The Dogwood Park Wetland Education Project combined the efforts of the town's Storm Water Quality Program and the Park Department in creating a dual-purpose wetland at the northwest corner of Dogwood Park. The wetland provides a storm water quality improvement feature and signs installed at the perimeter of the wetland provide an interpretive-based environmental education.

A grant in the amount of $4,200 was awarded by the Indiana Department of Natural Resources Lake Michigan Coastal Program.


The wetland is primarily designed to improve the quality of storm water runoff from a portion of the newly paved parking area of Dogwood Park's west side by decreasing the speed of the runoff, permitting increased infiltration and groundwater recharge, and providing enhanced pollutant removal from the water.

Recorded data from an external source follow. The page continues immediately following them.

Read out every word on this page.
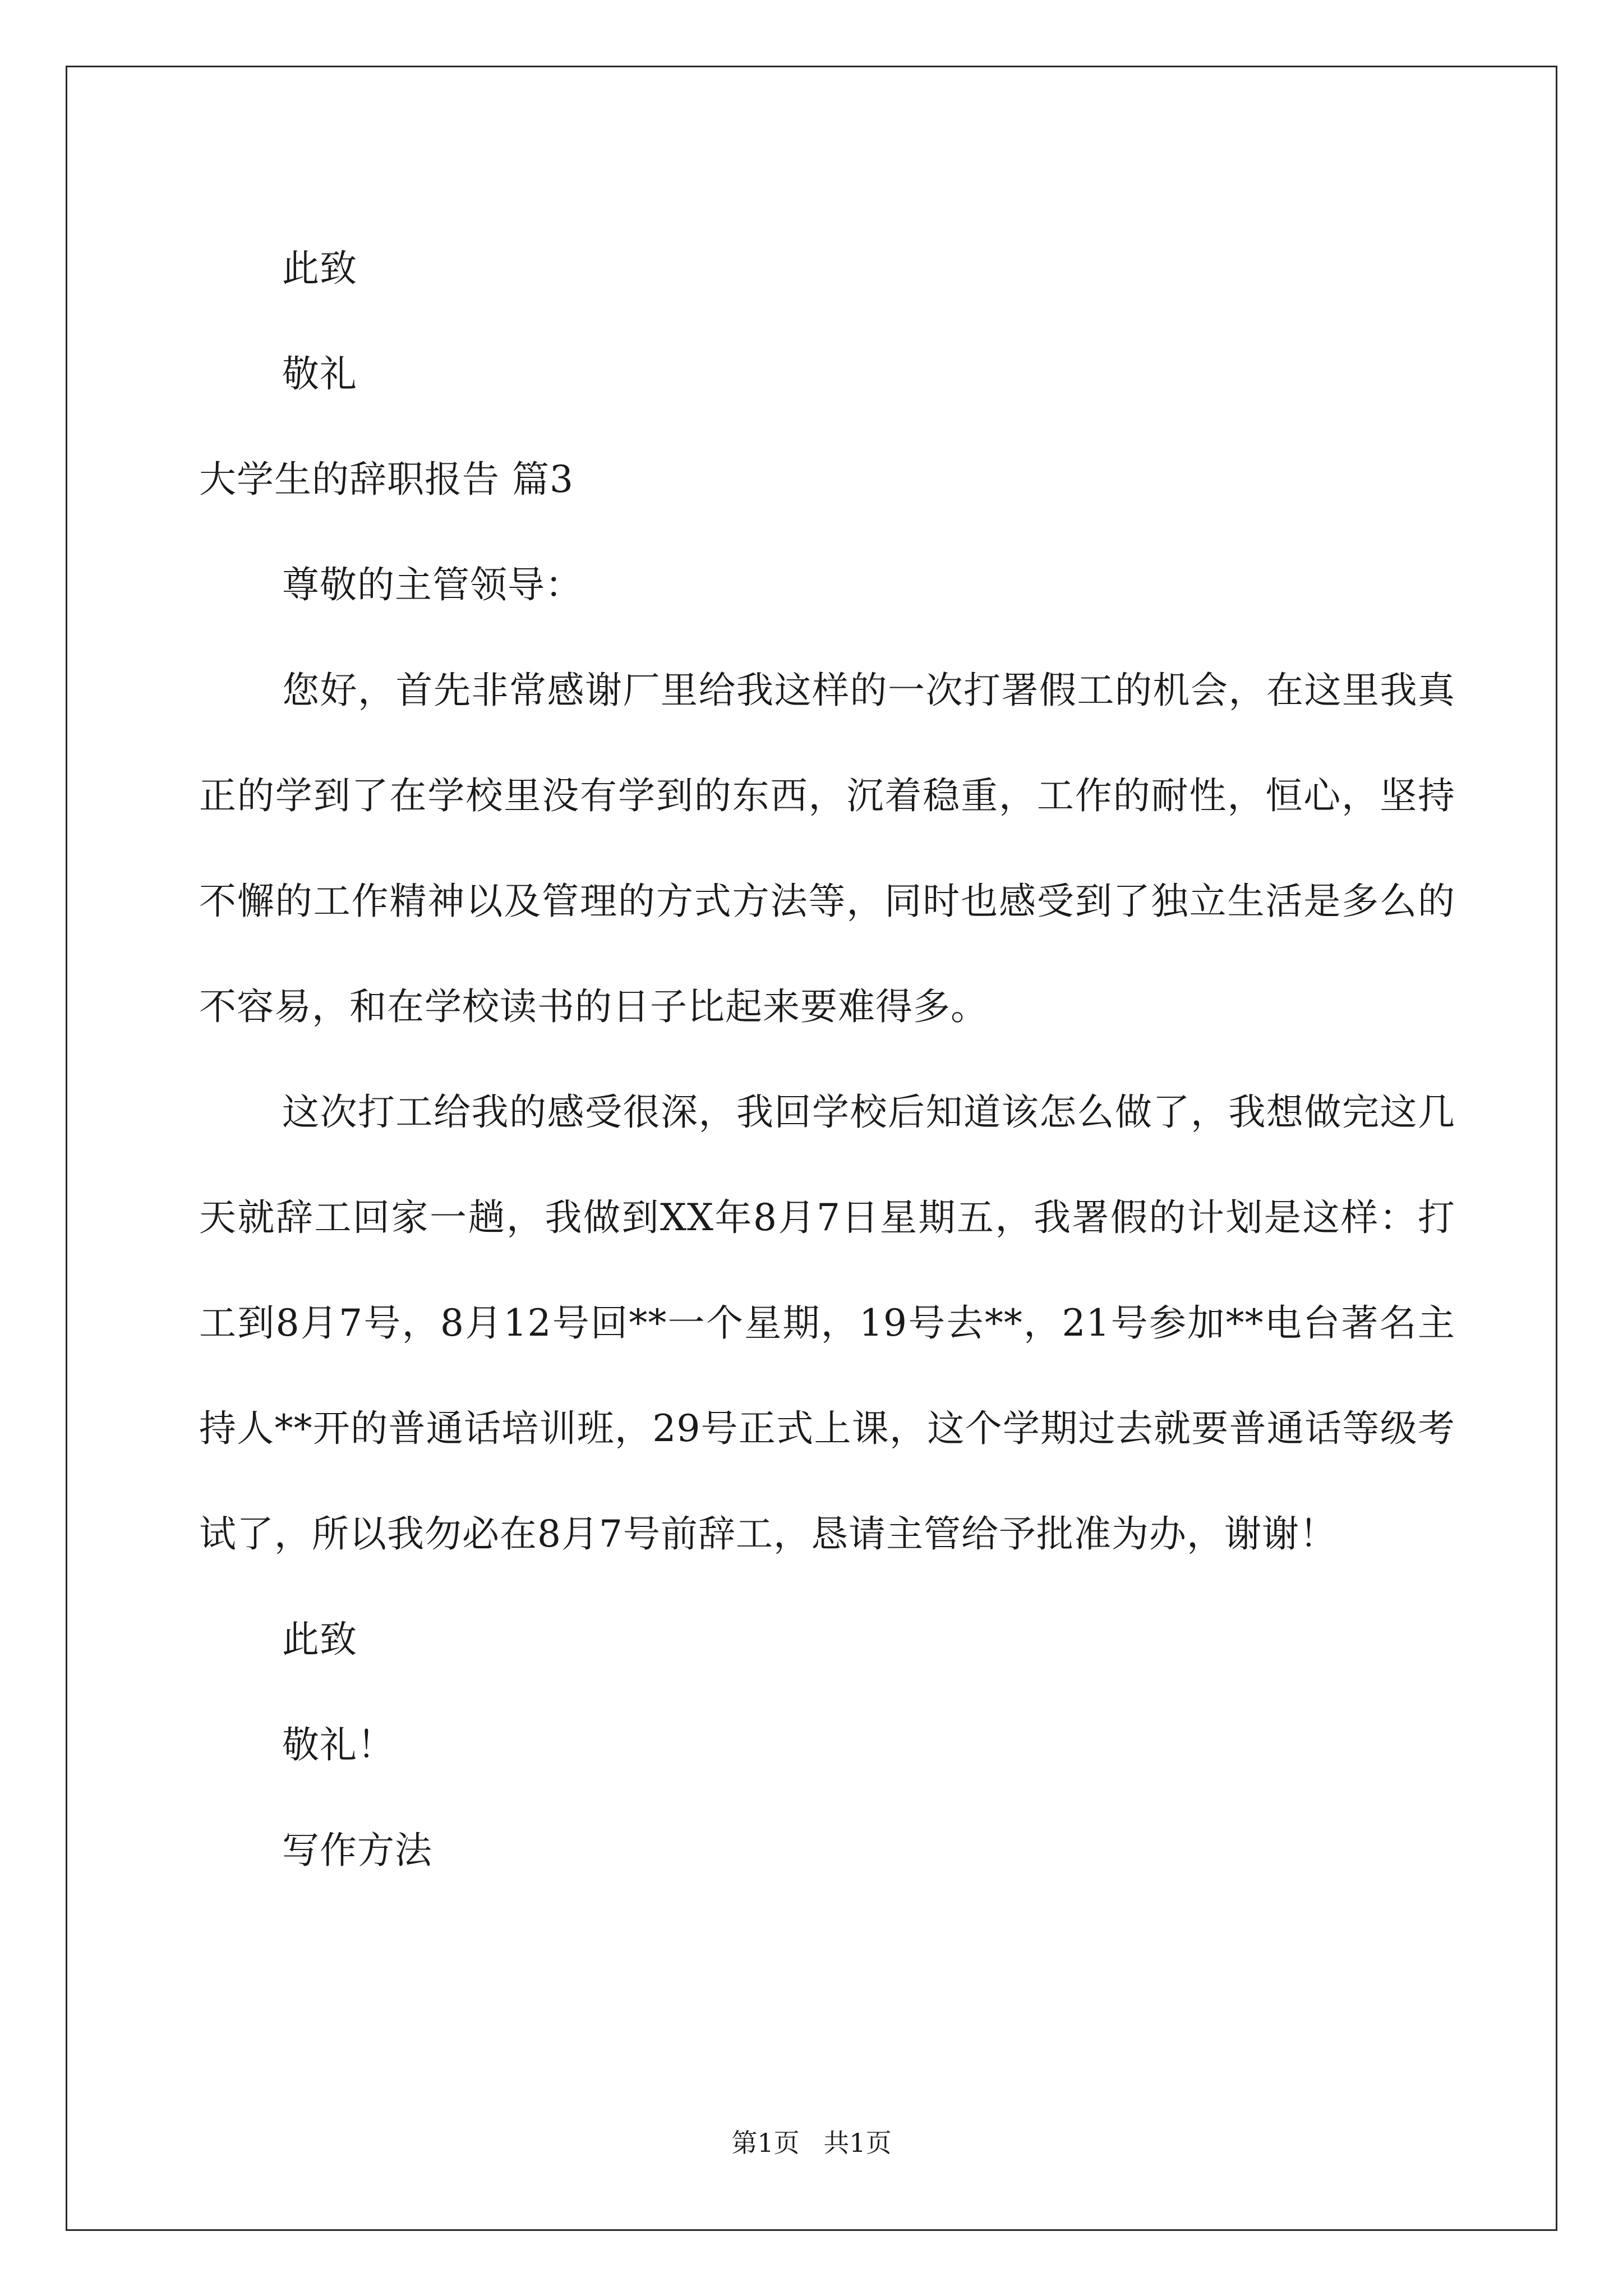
此致

敬礼

大学生的辞职报告 篇3

尊敬的主管领导：

您好，首先非常感谢厂里给我这样的一次打署假工的机会，在这里我真正的学到了在学校里没有学到的东西，沉着稳重，工作的耐性，恒心，坚持不懈的工作精神以及管理的方式方法等，同时也感受到了独立生活是多么的不容易，和在学校读书的日子比起来要难得多。

这次打工给我的感受很深，我回学校后知道该怎么做了，我想做完这几天就辞工回家一趟，我做到XX年8月7日星期五，我署假的计划是这样：打工到8月7号，8月12号回**一个星期，19号去**，21号参加**电台著名主持人**开的普通话培训班，29号正式上课，这个学期过去就要普通话等级考试了，所以我勿必在8月7号前辞工，恳请主管给予批准为办，谢谢！

此致

敬礼！

写作方法

第1页 共1页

The original rectangular-shaped grassed basin was redesigned to provide a meandering flow channel and wetland system functions. The basin was planted with a variety of deep-rooted native herbaceous and woody plants most common in wetlands.

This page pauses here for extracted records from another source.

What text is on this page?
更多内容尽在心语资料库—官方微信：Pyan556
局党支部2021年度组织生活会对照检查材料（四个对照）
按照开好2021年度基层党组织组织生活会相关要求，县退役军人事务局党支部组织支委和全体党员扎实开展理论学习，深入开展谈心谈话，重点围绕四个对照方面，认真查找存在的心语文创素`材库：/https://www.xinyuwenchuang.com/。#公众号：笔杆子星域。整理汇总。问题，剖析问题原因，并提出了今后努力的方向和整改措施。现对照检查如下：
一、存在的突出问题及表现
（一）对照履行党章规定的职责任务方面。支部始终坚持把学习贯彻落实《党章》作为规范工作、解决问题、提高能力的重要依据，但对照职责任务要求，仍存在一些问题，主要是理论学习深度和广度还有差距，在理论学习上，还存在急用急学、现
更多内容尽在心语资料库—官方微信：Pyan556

Wetland Construction - Before and After


The benefits to recreating a more natural wetland ecosystem include an increase in plant, bug, and animal diversity, as well as a more aesthetically pleasing landscape for visitors to enjoy and learn from.

On May 28, 2008, 12 members of Chesterton High School's Environmental Club and 2 interested citizens assisted in the installation of over 1,000 individual plant plugs into the basin.

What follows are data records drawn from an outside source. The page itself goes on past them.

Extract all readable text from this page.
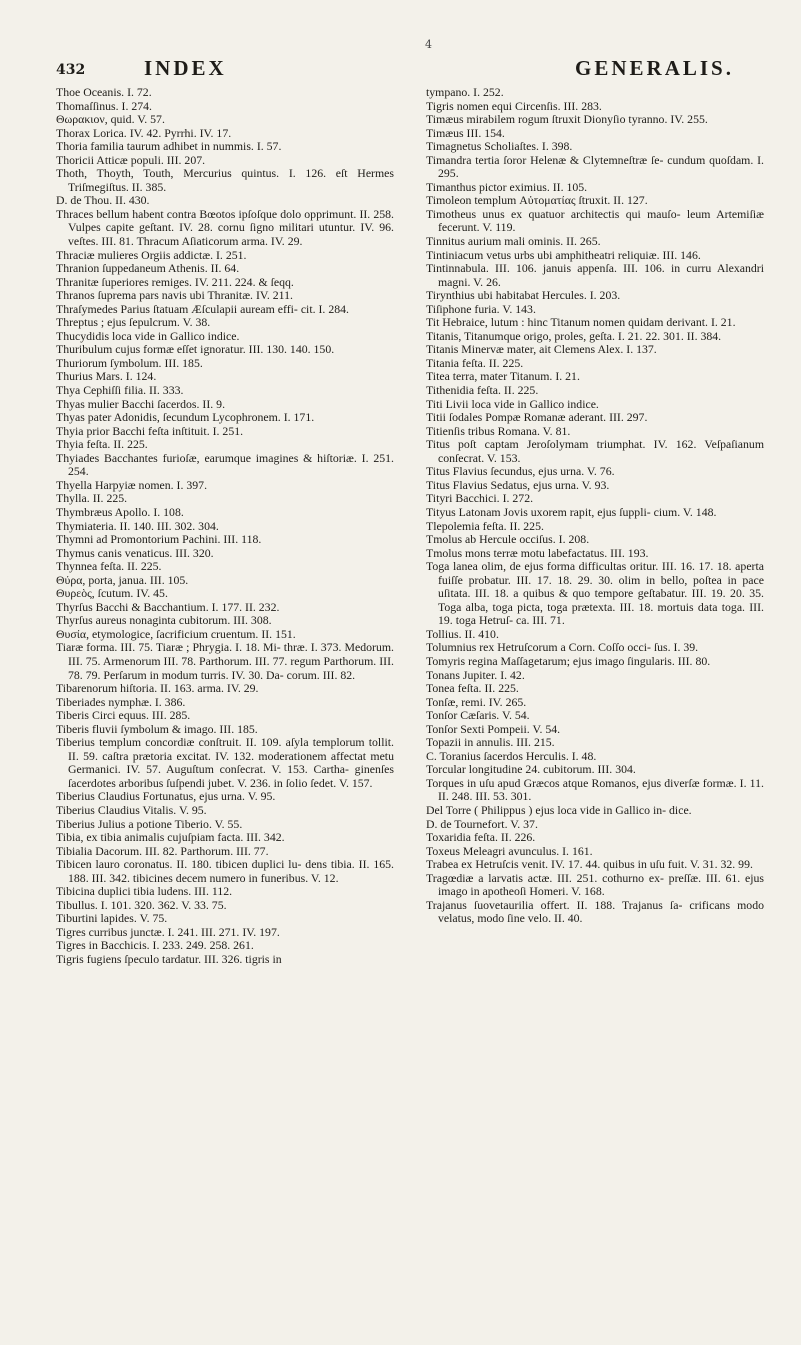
4
432	INDEX GENERALIS.

Thoe Oceanis. I. 72.

Thomaſſinus. I. 274.

Θωρακιον, quid. V. 57.

Thorax Lorica. IV. 42. Pyrrhi. IV. 17.

Thoria familia taurum adhibet in nummis. I. 57.

Thoricii Atticæ populi. III. 207.

Thoth, Thoyth, Touth, Mercurius quintus. I. 126. eſt Hermes Triſmegiſtus. II. 385.

D. de Thou. II. 430.

Thraces bellum habent contra Bœotos ipſoſque dolo opprimunt. II. 258. Vulpes capite geſtant. IV. 28. cornu ſigno militari utuntur. IV. 96. veſtes. III. 81. Thracum Aſiaticorum arma. IV. 29.

Thraciæ mulieres Orgiis addictæ. I. 251.

Thranion ſuppedaneum Athenis. II. 64.

Thranitæ ſuperiores remiges. IV. 211. 224. & ſeqq.

Thranos ſuprema pars navis ubi Thranitæ. IV. 211.

Thraſymedes Parius ſtatuam Æſculapii auream effi- cit. I. 284.

Threptus ; ejus ſepulcrum. V. 38.

Thucydidis loca vide in Gallico indice.

Thuribulum cujus formæ eſſet ignoratur. III. 130. 140. 150.

Thuriorum ſymbolum. III. 185.

Thurius Mars. I. 124.

Thya Cephiſſi filia. II. 333.

Thyas mulier Bacchi ſacerdos. II. 9.

Thyas pater Adonidis, ſecundum Lycophronem. I. 171.

Thyia prior Bacchi feſta inſtituit. I. 251.

Thyia feſta. II. 225.

Thyiades Bacchantes furioſæ, earumque imagines & hiſtoriæ. I. 251. 254.

Thyella Harpyiæ nomen. I. 397.

Thylla. II. 225.

Thymbræus Apollo. I. 108.

Thymiateria. II. 140. III. 302. 304.

Thymni ad Promontorium Pachini. III. 118.

Thymus canis venaticus. III. 320.

Thynnea feſta. II. 225.

Θύρα, porta, janua. III. 105.

Θυρεὸς, ſcutum. IV. 45.

Thyrſus Bacchi & Bacchantium. I. 177. II. 232.

Thyrſus aureus nonaginta cubitorum. III. 308.

Θυσία, etymologice, ſacrificium cruentum. II. 151.

Tiaræ forma. III. 75. Tiaræ ; Phrygia. I. 18. Mi- thræ. I. 373. Medorum. III. 75. Armenorum III. 78. Parthorum. III. 77. regum Parthorum. III. 78. 79. Perſarum in modum turris. IV. 30. Da- corum. III. 82.

Tibarenorum hiſtoria. II. 163. arma. IV. 29.

Tiberiades nymphæ. I. 386.

Tiberis Circi equus. III. 285.

Tiberis fluvii ſymbolum & imago. III. 185.

Tiberius templum concordiæ conſtruit. II. 109. aſyla templorum tollit. II. 59. caſtra prætoria excitat. IV. 132. moderationem affectat metu Germanici. IV. 57. Auguſtum conſecrat. V. 153. Cartha- ginenſes ſacerdotes arboribus ſuſpendi jubet. V. 236. in ſolio ſedet. V. 157.

Tiberius Claudius Fortunatus, ejus urna. V. 95.

Tiberius Claudius Vitalis. V. 95.

Tiberius Julius a potione Tiberio. V. 55.

Tibia, ex tibia animalis cujuſpiam facta. III. 342.

Tibialia Dacorum. III. 82. Parthorum. III. 77.

Tibicen lauro coronatus. II. 180. tibicen duplici lu- dens tibia. II. 165. 188. III. 342. tibicines decem numero in funeribus. V. 12.

Tibicina duplici tibia ludens. III. 112.

Tibullus. I. 101. 320. 362. V. 33. 75.

Tiburtini lapides. V. 75.

Tigres curribus junctæ. I. 241. III. 271. IV. 197.

Tigres in Bacchicis. I. 233. 249. 258. 261.

Tigris fugiens ſpeculo tardatur. III. 326. tigris in

tympano. I. 252.

Tigris nomen equi Circenſis. III. 283.

Timæus mirabilem rogum ſtruxit Dionyſio tyranno. IV. 255.

Timæus III. 154.

Timagnetus Scholiaſtes. I. 398.

Timandra tertia ſoror Helenæ & Clytemneſtræ ſe- cundum quoſdam. I. 295.

Timanthus pictor eximius. II. 105.

Timoleon templum Αὐτοματίας ſtruxit. II. 127.

Timotheus unus ex quatuor architectis qui mauſo- leum Artemiſiæ fecerunt. V. 119.

Tinnitus aurium mali ominis. II. 265.

Tintiniacum vetus urbs ubi amphitheatri reliquiæ. III. 146.

Tintinnabula. III. 106. januis appenſa. III. 106. in curru Alexandri magni. V. 26.

Tirynthius ubi habitabat Hercules. I. 203.

Tiſiphone furia. V. 143.

Tit Hebraice, lutum : hinc Titanum nomen quidam derivant. I. 21.

Titanis, Titanumque origo, proles, geſta. I. 21. 22. 301. II. 384.

Titanis Minervæ mater, ait Clemens Alex. I. 137.

Titania feſta. II. 225.

Titea terra, mater Titanum. I. 21.

Tithenidia feſta. II. 225.

Titi Livii loca vide in Gallico indice.

Titii ſodales Pompæ Romanæ aderant. III. 297.

Titienſis tribus Romana. V. 81.

Titus poſt captam Jeroſolymam triumphat. IV. 162. Veſpaſianum conſecrat. V. 153.

Titus Flavius ſecundus, ejus urna. V. 76.

Titus Flavius Sedatus, ejus urna. V. 93.

Tityri Bacchici. I. 272.

Tityus Latonam Jovis uxorem rapit, ejus ſuppli- cium. V. 148.

Tlepolemia feſta. II. 225.

Tmolus ab Hercule occiſus. I. 208.

Tmolus mons terræ motu labefactatus. III. 193.

Toga lanea olim, de ejus forma difficultas oritur. III. 16. 17. 18. aperta fuiſſe probatur. III. 17. 18. 29. 30. olim in bello, poſtea in pace uſitata. III. 18. a quibus & quo tempore geſtabatur. III. 19. 20. 35. Toga alba, toga picta, toga prætexta. III. 18. mortuis data toga. III. 19. toga Hetruſ- ca. III. 71.

Tollius. II. 410.

Tolumnius rex Hetruſcorum a Corn. Coſſo occi- ſus. I. 39.

Tomyris regina Maſſagetarum; ejus imago ſingularis. III. 80.

Tonans Jupiter. I. 42.

Tonea feſta. II. 225.

Tonſæ, remi. IV. 265.

Tonſor Cæſaris. V. 54.

Tonſor Sexti Pompeii. V. 54.

Topazii in annulis. III. 215.

C. Toranius ſacerdos Herculis. I. 48.

Torcular longitudine 24. cubitorum. III. 304.

Torques in uſu apud Græcos atque Romanos, ejus diverſæ formæ. I. 11. II. 248. III. 53. 301.

Del Torre ( Philippus ) ejus loca vide in Gallico in- dice.

D. de Tournefort. V. 37.

Toxaridia feſta. II. 226.

Toxeus Meleagri avunculus. I. 161.

Trabea ex Hetruſcis venit. IV. 17. 44. quibus in uſu fuit. V. 31. 32. 99.

Tragœdiæ a larvatis actæ. III. 251. cothurno ex- preſſæ. III. 61. ejus imago in apotheoſi Homeri. V. 168.

Trajanus ſuovetaurilia offert. II. 188. Trajanus ſa- crificans modo velatus, modo ſine velo. II. 40.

Trees were installed by Park Department staff to complete the landscaping plan, and two educational signs were installed to finalize the project.

Watersheds & Non-Point Source Education Unit

The Watersheds and Non-Point Source Education Unit (Unit) was a collaborative effort between the Town of Chesterton Storm Water Quality Program and Chesterton Middle School.

The Municipal Separate Storm Sewer System (MS4) Program received a $1,250 grant in 2009 to supplement the Unit from the Indiana Department of Natural Resources Lake Michigan Coastal Program. This grant was used to match $1,250 from the Storm Water Utility to purchase water quality testing kits and supplies, and printer ink and paper for the creation and printing of the student’s final project reports, brochures, and other assignments.